Volvo tests self-driving cars in China and Sweden

Swedish automotive manufacturer Volvo plans to conduct the largest self-driving experiment in China this year, which will add 100 autonomous cars onto roads in China.

Volvo has already shown off its self-driving prototype at the Consumer Electronics Show (CES) 2016. It previewed Netflix in the car, and announced a partnership with Ericsson to make sure drivers had Internet connectivity during their entire trip.

See Also: 27% of Americans Want to Restrict Human Driving

“Autonomous driving can make a significant contribution to road safety. The sooner autonomous cars are on the roads, the sooner lives will start being saved,” said company president and chief executive Håkan Samuelsson at a Beijing conference.

We assume the venture into self-driving is part of Volvo Cars, a subsidiary of Volvo owned entirely by Chinese car manufacturer Geely. That would explain why Volvo decided to test its autonomous vehicles in China, rather than the United States where General Motors, Ford, Google, Tesla, and Uber all test self-driving features.

Not Volvo’s first foray into Chinese vehicle market

It is not the first time Volvo has invested time into transport infrastructure for China. In 2012, the company worked with the Chinese government to implement and manage a traffic safety research center, reports Times Live, to help the government deal with millions of workers coming from rural areas to work in factories.

Volvo has a similar test in the works in Gothenburg, Sweden, its hometown. The S90 Sedan will be the first car in Sweden to launch with some self-driving features available, like automatic lane switching.

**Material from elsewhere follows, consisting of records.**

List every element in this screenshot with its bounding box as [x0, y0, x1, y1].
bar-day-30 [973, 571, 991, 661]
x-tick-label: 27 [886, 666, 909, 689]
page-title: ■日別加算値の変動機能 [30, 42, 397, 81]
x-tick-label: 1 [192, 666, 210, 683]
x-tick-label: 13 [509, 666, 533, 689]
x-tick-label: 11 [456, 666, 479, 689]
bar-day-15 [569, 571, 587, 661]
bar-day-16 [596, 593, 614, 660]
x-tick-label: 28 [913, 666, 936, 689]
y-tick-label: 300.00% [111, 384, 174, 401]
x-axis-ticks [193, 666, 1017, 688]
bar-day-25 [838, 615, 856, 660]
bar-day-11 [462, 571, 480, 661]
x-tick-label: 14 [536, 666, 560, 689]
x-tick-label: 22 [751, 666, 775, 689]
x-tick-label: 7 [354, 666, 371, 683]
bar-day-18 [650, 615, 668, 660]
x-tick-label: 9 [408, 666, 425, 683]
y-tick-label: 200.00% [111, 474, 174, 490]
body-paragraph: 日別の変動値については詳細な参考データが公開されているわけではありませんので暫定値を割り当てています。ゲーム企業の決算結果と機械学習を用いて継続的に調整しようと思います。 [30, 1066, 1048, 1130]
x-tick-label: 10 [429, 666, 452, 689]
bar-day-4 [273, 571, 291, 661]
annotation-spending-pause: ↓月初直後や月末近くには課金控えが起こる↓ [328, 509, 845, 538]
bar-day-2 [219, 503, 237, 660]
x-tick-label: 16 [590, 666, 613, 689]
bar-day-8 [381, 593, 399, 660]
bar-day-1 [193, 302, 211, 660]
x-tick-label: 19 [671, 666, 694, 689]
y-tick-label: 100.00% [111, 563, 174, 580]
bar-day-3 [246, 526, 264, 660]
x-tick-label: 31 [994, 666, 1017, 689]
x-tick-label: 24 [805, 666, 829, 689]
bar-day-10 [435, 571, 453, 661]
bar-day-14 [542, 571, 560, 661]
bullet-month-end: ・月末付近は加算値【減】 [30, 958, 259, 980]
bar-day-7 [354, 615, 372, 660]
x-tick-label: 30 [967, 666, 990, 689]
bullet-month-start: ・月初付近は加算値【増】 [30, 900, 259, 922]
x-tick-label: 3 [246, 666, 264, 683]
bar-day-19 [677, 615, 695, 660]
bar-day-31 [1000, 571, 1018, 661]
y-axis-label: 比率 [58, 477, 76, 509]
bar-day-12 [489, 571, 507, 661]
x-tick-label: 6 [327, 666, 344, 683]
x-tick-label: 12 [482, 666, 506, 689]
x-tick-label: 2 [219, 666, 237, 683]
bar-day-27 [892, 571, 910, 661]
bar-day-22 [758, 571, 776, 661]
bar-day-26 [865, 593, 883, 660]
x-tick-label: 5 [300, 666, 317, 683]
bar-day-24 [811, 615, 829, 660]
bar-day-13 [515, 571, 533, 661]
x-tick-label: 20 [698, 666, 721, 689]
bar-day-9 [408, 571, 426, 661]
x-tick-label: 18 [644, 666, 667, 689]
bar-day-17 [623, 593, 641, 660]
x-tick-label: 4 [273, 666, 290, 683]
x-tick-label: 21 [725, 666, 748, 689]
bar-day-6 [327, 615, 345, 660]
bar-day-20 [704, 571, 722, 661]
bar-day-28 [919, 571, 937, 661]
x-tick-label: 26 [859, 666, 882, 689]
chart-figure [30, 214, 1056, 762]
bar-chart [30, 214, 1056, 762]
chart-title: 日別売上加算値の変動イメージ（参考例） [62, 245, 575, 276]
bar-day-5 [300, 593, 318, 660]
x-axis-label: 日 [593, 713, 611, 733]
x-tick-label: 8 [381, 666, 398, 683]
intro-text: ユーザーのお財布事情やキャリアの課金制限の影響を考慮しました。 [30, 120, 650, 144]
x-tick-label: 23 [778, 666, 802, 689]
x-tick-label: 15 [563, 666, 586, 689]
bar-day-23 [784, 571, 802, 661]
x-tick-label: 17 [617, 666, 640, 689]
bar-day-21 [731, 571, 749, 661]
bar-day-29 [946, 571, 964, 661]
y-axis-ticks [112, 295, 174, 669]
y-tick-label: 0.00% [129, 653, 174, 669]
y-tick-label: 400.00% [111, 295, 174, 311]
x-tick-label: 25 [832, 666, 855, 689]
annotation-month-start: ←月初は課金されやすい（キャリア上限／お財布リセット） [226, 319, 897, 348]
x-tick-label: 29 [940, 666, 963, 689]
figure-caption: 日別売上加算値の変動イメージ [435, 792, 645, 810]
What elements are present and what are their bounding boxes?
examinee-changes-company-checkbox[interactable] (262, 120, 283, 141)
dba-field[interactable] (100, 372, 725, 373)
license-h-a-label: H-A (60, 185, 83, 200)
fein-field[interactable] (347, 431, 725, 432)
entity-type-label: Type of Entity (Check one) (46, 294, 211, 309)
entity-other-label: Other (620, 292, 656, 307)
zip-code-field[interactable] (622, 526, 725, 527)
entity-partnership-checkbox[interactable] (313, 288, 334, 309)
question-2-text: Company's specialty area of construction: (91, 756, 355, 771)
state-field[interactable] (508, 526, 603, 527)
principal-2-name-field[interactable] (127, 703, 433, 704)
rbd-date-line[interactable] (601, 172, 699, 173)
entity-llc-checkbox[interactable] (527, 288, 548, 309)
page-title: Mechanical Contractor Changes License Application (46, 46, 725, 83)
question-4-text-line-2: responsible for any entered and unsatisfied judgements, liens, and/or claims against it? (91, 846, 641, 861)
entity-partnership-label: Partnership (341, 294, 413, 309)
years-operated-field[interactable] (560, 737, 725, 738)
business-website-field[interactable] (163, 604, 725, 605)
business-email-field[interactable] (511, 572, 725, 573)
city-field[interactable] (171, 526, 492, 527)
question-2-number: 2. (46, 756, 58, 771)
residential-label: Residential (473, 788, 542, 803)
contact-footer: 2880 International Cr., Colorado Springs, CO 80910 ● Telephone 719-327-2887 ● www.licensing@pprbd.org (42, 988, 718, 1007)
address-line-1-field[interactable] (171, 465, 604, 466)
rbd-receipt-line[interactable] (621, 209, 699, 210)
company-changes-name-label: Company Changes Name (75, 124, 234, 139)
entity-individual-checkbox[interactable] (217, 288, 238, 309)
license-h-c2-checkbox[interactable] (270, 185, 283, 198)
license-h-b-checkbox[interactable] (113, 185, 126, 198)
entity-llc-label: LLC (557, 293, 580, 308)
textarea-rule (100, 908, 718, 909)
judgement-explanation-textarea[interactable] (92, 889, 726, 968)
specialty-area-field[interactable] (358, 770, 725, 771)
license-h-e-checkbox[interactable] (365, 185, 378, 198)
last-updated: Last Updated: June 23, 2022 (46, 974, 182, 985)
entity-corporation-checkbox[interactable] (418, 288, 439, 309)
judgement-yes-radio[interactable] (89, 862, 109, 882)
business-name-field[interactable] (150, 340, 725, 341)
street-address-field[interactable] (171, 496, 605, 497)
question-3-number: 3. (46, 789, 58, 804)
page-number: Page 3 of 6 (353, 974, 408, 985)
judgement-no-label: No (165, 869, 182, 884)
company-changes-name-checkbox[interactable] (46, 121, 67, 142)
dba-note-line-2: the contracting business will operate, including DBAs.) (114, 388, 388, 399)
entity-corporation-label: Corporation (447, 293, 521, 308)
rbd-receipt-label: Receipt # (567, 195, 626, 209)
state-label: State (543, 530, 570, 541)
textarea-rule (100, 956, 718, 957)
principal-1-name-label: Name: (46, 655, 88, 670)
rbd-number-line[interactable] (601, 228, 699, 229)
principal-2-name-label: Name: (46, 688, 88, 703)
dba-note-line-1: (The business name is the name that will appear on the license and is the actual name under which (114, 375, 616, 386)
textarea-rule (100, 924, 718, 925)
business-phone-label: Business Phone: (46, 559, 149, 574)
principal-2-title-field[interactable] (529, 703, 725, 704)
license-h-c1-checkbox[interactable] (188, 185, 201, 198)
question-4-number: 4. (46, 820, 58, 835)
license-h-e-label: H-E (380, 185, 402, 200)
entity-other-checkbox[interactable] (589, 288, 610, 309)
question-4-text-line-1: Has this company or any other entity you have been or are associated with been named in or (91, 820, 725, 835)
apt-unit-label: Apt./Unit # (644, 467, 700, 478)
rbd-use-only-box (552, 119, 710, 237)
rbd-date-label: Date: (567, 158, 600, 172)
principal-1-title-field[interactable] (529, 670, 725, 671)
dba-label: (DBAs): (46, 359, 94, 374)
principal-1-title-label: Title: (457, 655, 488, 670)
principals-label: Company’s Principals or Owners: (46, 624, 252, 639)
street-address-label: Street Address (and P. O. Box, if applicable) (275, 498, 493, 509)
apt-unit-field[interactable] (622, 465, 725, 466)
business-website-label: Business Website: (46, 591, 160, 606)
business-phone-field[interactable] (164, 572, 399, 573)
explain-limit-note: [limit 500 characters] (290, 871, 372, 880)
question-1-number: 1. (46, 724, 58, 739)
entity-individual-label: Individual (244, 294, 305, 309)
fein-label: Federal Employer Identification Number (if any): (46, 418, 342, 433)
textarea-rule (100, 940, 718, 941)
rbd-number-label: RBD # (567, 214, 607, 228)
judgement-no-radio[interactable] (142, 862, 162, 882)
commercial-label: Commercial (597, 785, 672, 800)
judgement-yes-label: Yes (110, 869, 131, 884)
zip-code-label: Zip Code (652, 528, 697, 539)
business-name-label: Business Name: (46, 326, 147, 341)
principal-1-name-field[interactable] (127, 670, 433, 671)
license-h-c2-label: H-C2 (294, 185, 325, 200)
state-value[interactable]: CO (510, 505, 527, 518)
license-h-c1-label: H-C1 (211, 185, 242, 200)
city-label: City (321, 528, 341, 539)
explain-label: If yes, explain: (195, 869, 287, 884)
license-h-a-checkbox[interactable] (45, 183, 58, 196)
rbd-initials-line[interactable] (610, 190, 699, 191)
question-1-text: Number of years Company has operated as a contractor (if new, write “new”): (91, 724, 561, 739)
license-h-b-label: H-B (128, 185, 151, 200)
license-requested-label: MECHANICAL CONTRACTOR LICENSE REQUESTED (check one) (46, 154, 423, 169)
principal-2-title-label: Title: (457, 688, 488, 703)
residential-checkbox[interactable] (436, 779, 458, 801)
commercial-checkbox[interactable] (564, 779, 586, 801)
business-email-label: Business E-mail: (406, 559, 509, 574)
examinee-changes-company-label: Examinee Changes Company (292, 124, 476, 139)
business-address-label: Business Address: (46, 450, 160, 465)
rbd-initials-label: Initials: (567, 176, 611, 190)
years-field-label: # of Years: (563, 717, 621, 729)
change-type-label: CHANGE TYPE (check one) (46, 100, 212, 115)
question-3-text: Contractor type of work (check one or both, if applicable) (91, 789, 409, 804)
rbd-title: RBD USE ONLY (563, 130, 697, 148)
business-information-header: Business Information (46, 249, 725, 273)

“Autonomous driving is not just about car technology. We need the right rules and the right laws,” said Samuelsson. “That is why governments need to put in place the legislation to allow autonomous driving cars onto the streets as soon as possible. The car industry cannot do it all by itself. We need government help.”

The race is heating up for the first self-driving car on the market. With dozens of car manufacturers now invested directly or indirectly in the race, we’re likely to see a faster uptake in self-driving cars once regulators approve of their commercial use.

However, we still don’t know the capabilities of some autonomous systems like Volvo, Audi, BMW, General Motors, and Ford, who’ve only started speaking about self-driving technologies in the past two years. Google, on the other hand, has been testing its system for four years, and should be much further ahead when it comes to object identification and automation.